Fluid Mixing for Low-Power 'Digital Microfluidics' Using Electroactive Molecular Monolayers.

A switchable electrode, which relies on an indium-tin oxide conductive substrate coated with a self-assembled monolayer terminated with an anthraquinone group (AQ), is reported as an electrowetting system. AQ electrochemical features confer the capability of yielding a significant modulation of surface wettability as high as 26° when its redox state is switched. Hence, an array of planar electrodes for droplets actuation is fabricated and integrated in a microfluidic device to perform mixing and dispensing on sub-nanoliter scale. Vehiculation of cells across microfluidic compartments is made possible by taking full advantage of surface electrowetting in culture medium.

Carbon-Rich Monolayers on ITO as Highly Sensitive Platforms for Detecting Polycyclic Aromatic Hydrocarbons in Water: The Case of Pyrene.

The determination of polycyclic aromatic hydrocarbons (PAHs) in water at low levels is a current challenge given their great impact on the health and safety of the public. Here, a novel pyrene-based self-assembled monolayer (SAM) platform is exploited as an electrochemical sensing recognition device. Interestingly, the formation of π-π sandwich complexes between PAHs and the recognition element switches the surface electron transfer capability. The unique supramolecular interaction between identical aromatic molecules provides a highly sensitive and selective sensor for pyrene in the order of part per trillion. Accordingly, and using pyrene as a proof-of-concept, this work presents the basis for an "at-point-of-use" impedimetric sensor focused on a highly sensitive carbon-rich SAM for PAHs determination in water at ultra-trace levels.

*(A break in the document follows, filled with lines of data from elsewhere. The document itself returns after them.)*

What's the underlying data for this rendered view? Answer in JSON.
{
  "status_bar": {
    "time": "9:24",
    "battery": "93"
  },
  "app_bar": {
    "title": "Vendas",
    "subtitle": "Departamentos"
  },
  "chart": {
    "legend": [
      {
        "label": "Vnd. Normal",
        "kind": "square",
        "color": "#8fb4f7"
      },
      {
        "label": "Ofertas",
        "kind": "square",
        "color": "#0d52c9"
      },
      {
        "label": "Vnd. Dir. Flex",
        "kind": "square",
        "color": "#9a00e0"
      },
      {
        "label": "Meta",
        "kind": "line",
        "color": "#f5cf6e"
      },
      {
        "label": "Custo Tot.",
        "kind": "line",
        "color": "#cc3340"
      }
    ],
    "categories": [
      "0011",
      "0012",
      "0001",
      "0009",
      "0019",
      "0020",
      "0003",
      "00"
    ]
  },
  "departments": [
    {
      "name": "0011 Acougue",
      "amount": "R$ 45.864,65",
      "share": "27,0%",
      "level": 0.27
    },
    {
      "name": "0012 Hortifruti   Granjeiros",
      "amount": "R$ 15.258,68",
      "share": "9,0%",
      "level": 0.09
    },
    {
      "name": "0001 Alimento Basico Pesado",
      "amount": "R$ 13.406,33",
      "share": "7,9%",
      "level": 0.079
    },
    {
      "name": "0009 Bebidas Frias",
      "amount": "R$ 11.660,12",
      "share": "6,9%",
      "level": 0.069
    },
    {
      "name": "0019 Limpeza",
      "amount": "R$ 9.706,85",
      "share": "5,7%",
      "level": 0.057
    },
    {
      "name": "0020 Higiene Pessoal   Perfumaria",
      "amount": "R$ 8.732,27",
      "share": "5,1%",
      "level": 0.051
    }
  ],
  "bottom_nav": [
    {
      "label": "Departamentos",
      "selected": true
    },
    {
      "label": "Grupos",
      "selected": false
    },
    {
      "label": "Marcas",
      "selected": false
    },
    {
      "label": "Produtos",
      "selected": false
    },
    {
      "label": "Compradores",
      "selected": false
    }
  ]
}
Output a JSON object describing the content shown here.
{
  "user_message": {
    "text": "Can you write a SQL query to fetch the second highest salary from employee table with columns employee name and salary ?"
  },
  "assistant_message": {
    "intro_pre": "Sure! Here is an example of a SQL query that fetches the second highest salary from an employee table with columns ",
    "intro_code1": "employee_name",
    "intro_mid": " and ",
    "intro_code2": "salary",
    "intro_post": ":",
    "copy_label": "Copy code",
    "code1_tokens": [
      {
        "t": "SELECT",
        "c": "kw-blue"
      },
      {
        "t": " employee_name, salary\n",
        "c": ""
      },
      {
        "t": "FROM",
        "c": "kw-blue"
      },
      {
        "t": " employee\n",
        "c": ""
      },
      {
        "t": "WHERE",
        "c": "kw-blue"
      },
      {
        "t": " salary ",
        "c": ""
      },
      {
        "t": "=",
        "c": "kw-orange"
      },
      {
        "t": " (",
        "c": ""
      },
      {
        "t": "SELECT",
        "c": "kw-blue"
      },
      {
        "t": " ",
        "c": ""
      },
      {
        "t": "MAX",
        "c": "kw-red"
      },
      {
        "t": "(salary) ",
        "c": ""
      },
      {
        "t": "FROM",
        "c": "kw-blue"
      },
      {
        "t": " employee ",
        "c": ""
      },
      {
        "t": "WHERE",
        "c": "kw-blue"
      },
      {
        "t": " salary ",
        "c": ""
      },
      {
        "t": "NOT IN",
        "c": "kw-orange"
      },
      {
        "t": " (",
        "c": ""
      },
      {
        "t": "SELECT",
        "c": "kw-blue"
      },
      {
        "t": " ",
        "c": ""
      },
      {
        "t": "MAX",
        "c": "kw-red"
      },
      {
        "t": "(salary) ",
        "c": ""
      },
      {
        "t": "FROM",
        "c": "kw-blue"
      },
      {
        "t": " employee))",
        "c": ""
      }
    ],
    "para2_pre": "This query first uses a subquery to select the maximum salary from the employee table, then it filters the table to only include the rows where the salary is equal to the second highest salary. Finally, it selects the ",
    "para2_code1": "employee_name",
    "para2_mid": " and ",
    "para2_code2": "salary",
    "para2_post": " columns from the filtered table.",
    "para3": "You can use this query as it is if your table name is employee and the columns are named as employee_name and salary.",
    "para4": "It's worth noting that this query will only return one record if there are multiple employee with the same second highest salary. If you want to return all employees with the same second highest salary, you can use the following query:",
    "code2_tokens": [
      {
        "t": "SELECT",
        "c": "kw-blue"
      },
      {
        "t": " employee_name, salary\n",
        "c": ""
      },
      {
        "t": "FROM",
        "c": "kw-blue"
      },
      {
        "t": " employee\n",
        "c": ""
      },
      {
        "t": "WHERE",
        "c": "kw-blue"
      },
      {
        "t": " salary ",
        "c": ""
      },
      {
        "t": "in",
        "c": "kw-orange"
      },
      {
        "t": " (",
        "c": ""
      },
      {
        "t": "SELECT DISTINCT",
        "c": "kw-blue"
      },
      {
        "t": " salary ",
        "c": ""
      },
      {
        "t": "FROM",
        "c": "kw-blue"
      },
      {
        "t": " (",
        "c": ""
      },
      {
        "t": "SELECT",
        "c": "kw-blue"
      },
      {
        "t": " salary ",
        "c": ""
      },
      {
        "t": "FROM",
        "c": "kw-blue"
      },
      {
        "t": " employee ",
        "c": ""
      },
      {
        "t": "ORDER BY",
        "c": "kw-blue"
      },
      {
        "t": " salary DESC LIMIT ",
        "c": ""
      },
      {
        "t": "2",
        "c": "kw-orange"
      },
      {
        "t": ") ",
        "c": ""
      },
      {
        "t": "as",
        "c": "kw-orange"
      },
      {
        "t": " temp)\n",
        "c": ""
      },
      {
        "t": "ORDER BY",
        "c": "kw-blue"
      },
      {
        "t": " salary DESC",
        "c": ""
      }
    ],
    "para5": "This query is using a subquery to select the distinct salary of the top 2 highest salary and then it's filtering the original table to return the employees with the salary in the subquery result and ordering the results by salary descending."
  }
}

Covalent Modification of Highly Ordered Pyrolytic Graphite with a Stable Organic Free Radical by Using Diazonium Chemistry.

A novel, persistent, electrochemically active perchlorinated triphenylmethyl (PTM) radical with a diazonium functionality has been covalently attached to highly ordered pyrolytic graphite (HOPG) by electrografting in a single-step process. Electrochemical scanning tunneling microscopy (EC-STM) and Raman spectroscopy measurements revealed that PTM molecules had a higher tendency to covalently react at the HOPG step edges. The cross-section profiles from EC-STM images showed that there was current enhancement at the functionalized areas, which could be explained by redox-mediated electron tunneling through surface-confined redox-active molecules. Cyclic voltammetry clearly demonstrated that the intrinsic properties of the organic radical were preserved upon grafting and DFT calculations also revealed that the magnetic character of the PTM radical was preserved.

A redox-active radical as an effective nanoelectronic component: stability and electrochemical tunnelling spectroscopy in ionic liquids.

A redox-active persistent perchlorotriphenylmethyl (PTM) radical chemically linked to gold exhibits stable electrochemical activity in ionic liquids. Electrochemical tunnelling spectroscopy in this medium demonstrates that the PTM radical shows a highly effective redox-mediated current enhancement, demonstrating its applicability as an active nanometer-scale electronic component.